Le président du CNC a tenu à « lever un fantasme sur l’abondance » de ses ressources : « Sur dix ans, le produit de nos taxes a progressé moins vite que l’inflation et que les coûts du secteur. La part des soutiens du CNC diminue, contrairement à la trajectoire des dépenses publiques, alors même que les défis s’accroissent. »
Concernant le prélèvement de 50 M€ prévu dans le PLF 2026 — s’ajoutant aux 500 M€ déjà ponctionnés en 2025 —, Gaëtan Bruel a défendu cette contribution : « C’est l’expression de la solidarité de notre secteur à l’égard de l’État, compte tenu de la gravité des finances publiques. Mais pendant que certains exploitants menacent de fermer, le plan d’action que nous proposons ne prévoit même pas 200 000 € supplémentaires pour eux. Nous faisons avec les moyens du bord, en essayant d’être vertueux et responsables. »
Canal+ - UGC : "Une excellente nouvelle à ce stade"
Interrogée par la députée de la France Insoumise Sarah Legrain et administratrice du CNC sur les négociations exclusives entre Canal+ et UGC en vue d'une entrée au capital du premier dans le second, Gaëtan Bruel a estimé qu'il s'agissait "d'une excellente nouvelle à ce stade."

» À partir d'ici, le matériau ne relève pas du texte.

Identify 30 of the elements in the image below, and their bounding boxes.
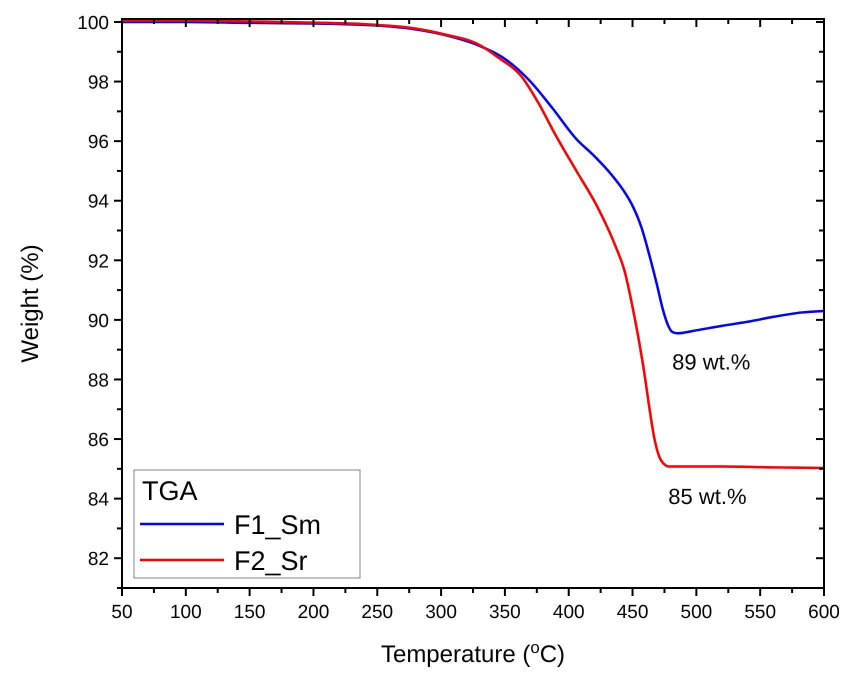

"Dans un contexte de difficultés rencontrées par l'exploitation dont UGC, un fleuron national, il y avait un enjeu à ce que le groupe ait les moyens de répondre à une situation économique difficile. L'engagement de Canal+ aux côtés d'UGC est la confirmation d'un acte de foi dans la salle de cinéma comme l'engagement de Rodolphe Saadé au sein de Pathé. C'est par ailleurs la confirmation du lien durable, profond et premier de Canal+ avec le cinéma français."